Maliye Bakanı Naci Ağbal, “2017 yılı bütçemizde bütçe giderlerini 645,1 milyar lira, faiz hariç bütçe giderlerini 587,6 milyar lira, bütçe gelirlerini 598,3 milyar lira, vergi gelirlerini 511,1 milyar lira, bütçe açığını 46,9 milyar lira, faiz dışı fazlayı ise 10,6 milyar lira olarak öngördük.” dedi.
Ağbal, Bakanlıkta, Ocak-Eylül 2016 Dönemi Merkezi Yönetim Bütçe Uygulama Sonuçları, 2016 Yıl sonu Bütçe Gerçekleşme Tahmini ve 2017 Yılı Merkezi Yönetim Bütçe Kanun Tasarısı hakkında basın toplantısı düzenledi.
AĞBAL: KAMUYA 60 BİNİN ÜZERİNDE PERSONEL ALINACAK
Basın toplantısı sırasında soruları da yanıtlayan Maliye Bakanı Naci Ağbal: “2017’de kamuya farklı kanal ve sektörlerden 60 binin üzerinde personel alımı gerçekleştirilecek.”
2017-2019 döneminde uygulanacak maliye politikasının büyüme oranını yukarıya çekeceğini belirten Ağbal, bu dönemde bir yandan özel sektör yatırımlarına kaldıraç oluşturacak kamu yatırımlarına, üretim ve ihracatı destekleyecek teşvik ve yardımlara, işletmelerin finansa erişimine katkı sağlayacak desteklere, diğer yandan da Ar-Ge, inovasyon ve nitelikli insan gücünün yetiştirilmesine daha fazla kaynak ayırmak suretiyle büyüme dostu bir maliye politikası çerçevesini uygulayacaklarını anlattı.

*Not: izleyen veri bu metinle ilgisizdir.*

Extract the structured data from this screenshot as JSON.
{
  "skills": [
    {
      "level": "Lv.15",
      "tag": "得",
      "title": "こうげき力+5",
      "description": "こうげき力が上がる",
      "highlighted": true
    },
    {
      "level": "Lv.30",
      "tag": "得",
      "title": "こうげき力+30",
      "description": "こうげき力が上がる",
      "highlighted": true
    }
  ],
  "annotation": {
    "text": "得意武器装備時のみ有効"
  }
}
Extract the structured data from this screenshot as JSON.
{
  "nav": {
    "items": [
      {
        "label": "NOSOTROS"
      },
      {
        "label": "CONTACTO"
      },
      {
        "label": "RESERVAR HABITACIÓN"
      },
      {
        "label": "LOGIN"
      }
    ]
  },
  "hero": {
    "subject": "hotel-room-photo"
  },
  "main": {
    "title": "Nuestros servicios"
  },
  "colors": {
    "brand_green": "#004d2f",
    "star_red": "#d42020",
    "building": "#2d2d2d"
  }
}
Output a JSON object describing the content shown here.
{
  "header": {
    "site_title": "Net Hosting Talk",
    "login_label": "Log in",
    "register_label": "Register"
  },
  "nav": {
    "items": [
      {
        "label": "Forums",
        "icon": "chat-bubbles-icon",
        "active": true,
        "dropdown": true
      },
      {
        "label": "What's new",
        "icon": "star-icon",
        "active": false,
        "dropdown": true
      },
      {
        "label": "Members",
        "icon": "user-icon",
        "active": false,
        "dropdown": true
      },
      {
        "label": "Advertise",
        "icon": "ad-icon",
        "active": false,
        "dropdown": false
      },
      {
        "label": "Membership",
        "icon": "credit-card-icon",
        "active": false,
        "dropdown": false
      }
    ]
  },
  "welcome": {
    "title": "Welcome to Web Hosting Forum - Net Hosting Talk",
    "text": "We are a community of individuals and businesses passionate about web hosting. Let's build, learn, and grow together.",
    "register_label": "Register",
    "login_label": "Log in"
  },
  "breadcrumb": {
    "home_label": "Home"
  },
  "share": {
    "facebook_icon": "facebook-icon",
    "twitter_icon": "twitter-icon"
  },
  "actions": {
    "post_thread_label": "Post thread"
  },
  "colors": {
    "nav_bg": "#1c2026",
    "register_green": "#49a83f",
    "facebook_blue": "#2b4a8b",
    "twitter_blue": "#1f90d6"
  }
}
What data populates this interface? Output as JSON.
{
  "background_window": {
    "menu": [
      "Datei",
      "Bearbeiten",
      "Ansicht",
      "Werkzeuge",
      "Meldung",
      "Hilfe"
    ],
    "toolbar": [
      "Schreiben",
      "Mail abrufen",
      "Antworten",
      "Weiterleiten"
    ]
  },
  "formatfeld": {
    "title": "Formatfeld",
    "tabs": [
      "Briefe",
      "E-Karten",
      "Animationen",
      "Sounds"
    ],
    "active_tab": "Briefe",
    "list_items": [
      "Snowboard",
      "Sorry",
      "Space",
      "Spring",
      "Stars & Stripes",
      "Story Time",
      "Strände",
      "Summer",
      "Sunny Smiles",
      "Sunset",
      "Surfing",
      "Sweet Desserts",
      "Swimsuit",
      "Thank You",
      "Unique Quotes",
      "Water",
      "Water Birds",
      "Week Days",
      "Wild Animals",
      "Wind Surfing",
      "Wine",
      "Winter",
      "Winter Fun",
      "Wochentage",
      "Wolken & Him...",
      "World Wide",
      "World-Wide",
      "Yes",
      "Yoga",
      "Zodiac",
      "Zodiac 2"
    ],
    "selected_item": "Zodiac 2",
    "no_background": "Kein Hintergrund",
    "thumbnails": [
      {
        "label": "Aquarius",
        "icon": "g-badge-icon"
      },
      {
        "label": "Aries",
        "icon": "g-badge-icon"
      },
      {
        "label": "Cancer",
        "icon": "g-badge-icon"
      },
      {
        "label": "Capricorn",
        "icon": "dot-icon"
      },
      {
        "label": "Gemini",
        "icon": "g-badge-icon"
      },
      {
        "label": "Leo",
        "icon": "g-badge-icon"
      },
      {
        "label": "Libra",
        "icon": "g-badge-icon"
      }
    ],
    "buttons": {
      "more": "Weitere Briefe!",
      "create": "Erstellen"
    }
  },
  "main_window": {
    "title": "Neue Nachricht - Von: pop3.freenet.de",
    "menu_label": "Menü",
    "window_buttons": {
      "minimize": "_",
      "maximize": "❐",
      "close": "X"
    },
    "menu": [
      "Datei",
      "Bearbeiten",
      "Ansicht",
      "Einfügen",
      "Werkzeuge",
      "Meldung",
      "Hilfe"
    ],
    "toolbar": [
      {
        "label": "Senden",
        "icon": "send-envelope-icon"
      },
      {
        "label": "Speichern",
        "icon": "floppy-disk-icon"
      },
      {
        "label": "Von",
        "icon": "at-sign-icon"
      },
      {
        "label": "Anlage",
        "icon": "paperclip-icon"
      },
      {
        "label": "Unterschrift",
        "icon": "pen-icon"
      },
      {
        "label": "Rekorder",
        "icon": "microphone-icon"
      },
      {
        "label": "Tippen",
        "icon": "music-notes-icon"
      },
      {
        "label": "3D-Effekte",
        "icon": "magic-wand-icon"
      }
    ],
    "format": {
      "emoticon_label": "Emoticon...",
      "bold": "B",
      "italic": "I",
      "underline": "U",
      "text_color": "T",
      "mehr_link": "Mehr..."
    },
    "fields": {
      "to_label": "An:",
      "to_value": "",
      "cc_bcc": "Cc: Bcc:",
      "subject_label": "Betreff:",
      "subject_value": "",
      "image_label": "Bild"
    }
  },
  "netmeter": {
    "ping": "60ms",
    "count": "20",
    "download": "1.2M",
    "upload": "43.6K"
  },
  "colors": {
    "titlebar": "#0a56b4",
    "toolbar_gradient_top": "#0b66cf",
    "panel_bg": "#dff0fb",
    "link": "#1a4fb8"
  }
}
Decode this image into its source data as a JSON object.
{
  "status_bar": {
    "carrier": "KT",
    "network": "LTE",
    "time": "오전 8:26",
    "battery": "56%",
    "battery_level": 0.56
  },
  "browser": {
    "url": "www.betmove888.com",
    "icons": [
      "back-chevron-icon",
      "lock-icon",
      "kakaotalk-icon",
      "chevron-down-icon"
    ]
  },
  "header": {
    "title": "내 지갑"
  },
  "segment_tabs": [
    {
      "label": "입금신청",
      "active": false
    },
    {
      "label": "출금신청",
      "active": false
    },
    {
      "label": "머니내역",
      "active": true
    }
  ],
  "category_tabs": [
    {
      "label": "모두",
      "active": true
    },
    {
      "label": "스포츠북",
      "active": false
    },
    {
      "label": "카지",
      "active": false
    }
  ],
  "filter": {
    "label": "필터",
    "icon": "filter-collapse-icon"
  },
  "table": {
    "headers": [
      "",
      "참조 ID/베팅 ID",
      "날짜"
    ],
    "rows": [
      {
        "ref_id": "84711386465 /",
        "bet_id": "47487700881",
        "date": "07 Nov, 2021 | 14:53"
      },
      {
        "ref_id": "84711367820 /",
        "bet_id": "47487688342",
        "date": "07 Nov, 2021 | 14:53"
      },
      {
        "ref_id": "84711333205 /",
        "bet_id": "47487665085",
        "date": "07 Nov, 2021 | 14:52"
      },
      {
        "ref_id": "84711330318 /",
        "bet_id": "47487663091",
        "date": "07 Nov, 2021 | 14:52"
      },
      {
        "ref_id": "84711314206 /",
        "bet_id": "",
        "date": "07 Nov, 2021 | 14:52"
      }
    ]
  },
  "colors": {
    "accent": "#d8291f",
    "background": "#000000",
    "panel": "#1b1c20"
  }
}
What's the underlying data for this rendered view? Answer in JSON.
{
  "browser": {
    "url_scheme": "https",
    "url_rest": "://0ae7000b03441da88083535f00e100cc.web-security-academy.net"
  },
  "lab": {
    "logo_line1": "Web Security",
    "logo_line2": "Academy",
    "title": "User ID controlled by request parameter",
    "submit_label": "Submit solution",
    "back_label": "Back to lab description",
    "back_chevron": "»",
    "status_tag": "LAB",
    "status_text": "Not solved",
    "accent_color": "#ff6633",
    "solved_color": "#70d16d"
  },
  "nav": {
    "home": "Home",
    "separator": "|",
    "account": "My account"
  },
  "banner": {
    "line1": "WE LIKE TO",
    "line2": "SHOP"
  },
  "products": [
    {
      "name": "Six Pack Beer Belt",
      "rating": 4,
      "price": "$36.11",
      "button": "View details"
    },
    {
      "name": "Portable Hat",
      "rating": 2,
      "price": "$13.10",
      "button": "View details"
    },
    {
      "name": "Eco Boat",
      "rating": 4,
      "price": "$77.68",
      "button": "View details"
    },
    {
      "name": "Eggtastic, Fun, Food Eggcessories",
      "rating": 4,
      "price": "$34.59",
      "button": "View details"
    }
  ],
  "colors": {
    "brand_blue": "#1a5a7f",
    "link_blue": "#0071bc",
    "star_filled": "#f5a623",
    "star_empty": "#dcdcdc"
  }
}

ENGELLİ ve YAŞLI AYLIKLARI BÜTÇE KAYNAKLARI BELİRLENDİ
Büyüme sayesinde elde edilen refah artışının sosyal programları aracılığı ile toplumun tüm kesimlerine ulaştırıldığını vurgulayan Ağbal, şunları kaydetti:
“Hükümetlerimiz döneminde sosyal yardım programlarına ayrılan kaynaklarda büyük artışlar yapılmıştır. 2002 yılında sosyal yardım ve hizmetler için harcanan kaynak 1,6 milyar lirayken 2017 yılında bütçeden sosyal yardım amacıyla ayırdığımız kaynak tutarı 45 milyar liraya çıkmış olacak. 2017 yılında ödeme gücü olmayan yaklaşık 9 milyon vatandaşımızın sağlık giderlerini karşılamak amacıyla bütçemizden 7,2 milyar lira kaynak ayırdık. 508 bin engelli vatandaşımızın evde bakımına destek amacıyla 5,8 milyar lira kaynak ayırdık. Ayrıca 65 yaş üstü yaşlılarımızdan bakıma ihtiyacı olan engelli vatandaşlarımızdan ve yakınlarından oluşan yaklaşık 1 milyon 220 bin kişiye bağladığımız aylıklar, yani 65 yaş aylıkları için bütçeden 5,3 milyar lira kaynak ayırdık. Şartlı nakit desteği programı kapsamında, eğitim ve sağlık alanlarında bu desteği alan 2,5 milyon kişi için 1,2 milyar lira, 82 bin çocuk ve gencin faydalandığı ekonomik ve sosyal destek programı kapsamında 782 milyon lira, yaklaşık 1 milyon 200 bin kişiye doğum yardımı için 544 milyon lira kaynak ayırdık.”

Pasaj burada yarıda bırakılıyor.